Giro nimmt jene erheiternde Atmosphäre auf, welche man von E Nacht lang Füürland (Klopfenstein, Legnazzi, 1982) noch in Erinnerung hat. Chrige flüchtet vor dem grüblerisch und zwängerisch räsonnierenden Andy zusammen mit ihrer Freundin Lisa nach Italien, wo sie sich in den tatkräftigen und bedenkenlos agierenden Jungkaufmann Carlo verliebt. Giro macht aus der Feriengeschichte nun kein Drama über Beziehungs- und Problemflucht, sondern benützt die einfache Exposition für eine gelungene, leichte Komödie, für eine kleine, alltägliche Geschichte mit unvermitteltem und offenem Ende. Die Stärke der Berner Filmergruppe liegt zweifellos im leichtfüssigen Entwerfen von auf den ersten Blick identifizierbaren und einsehbaren, den Alltag treffend und ironisierend aufnehmenden Situationen. Mit einem nicht selbstverständlichen Mut zur karikierenden Darstellung werden die Figuren mit wenigen, unverwechselbaren Zügen skizziert. Der befreienden, unterhaltenden Wirkung, die davon ausgeht, läuft allerdings der zuweilen etwas biedere Humor, der alles, was an Ernsthaftigkeit in der Luft läge in der Unverbindlichkeit ertränkt, entgegen. Beharrlich hält Giro den heiteren Ton der Ferienidylle und übergeht andere Klänge als Störungen konsequent.

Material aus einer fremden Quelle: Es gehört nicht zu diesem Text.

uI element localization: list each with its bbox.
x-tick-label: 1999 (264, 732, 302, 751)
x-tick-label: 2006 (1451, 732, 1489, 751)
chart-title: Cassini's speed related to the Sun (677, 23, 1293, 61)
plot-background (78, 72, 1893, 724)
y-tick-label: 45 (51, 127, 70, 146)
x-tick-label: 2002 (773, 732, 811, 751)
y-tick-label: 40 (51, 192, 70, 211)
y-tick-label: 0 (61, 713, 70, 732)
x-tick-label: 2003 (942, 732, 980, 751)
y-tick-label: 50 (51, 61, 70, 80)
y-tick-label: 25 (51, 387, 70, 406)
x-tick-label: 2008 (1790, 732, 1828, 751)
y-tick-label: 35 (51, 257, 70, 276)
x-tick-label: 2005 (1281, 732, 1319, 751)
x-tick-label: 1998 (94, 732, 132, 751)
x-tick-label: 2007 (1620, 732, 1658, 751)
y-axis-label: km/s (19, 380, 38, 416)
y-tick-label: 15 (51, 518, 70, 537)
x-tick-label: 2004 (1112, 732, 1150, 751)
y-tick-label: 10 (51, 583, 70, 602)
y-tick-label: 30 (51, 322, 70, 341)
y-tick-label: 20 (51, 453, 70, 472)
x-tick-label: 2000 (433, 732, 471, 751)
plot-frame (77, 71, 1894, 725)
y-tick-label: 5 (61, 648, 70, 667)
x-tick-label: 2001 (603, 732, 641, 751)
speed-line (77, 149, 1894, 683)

So findet Lisa, welche ihrer Freundin Chrige auf der Hand liegende Fragen stellt, kaum Gehör. Wäre sie, die gerade dadurch interessant wird, dass sie sich nicht ständig zur Heiterkeit zwingt, ernster genommen worden, hätte Giro eine Aussage dazugewonnen, die in der Erinnerung den schnellebigen Witz überdauerte. So aber bleibt Giro als liebenswürdige Feriengeschichte haften, als eine Komödie, die gut und völlig unnütz und belanglos unterhält.

Peter Schneider
Keine Kurzbio vorhanden.
(Stand: 2020)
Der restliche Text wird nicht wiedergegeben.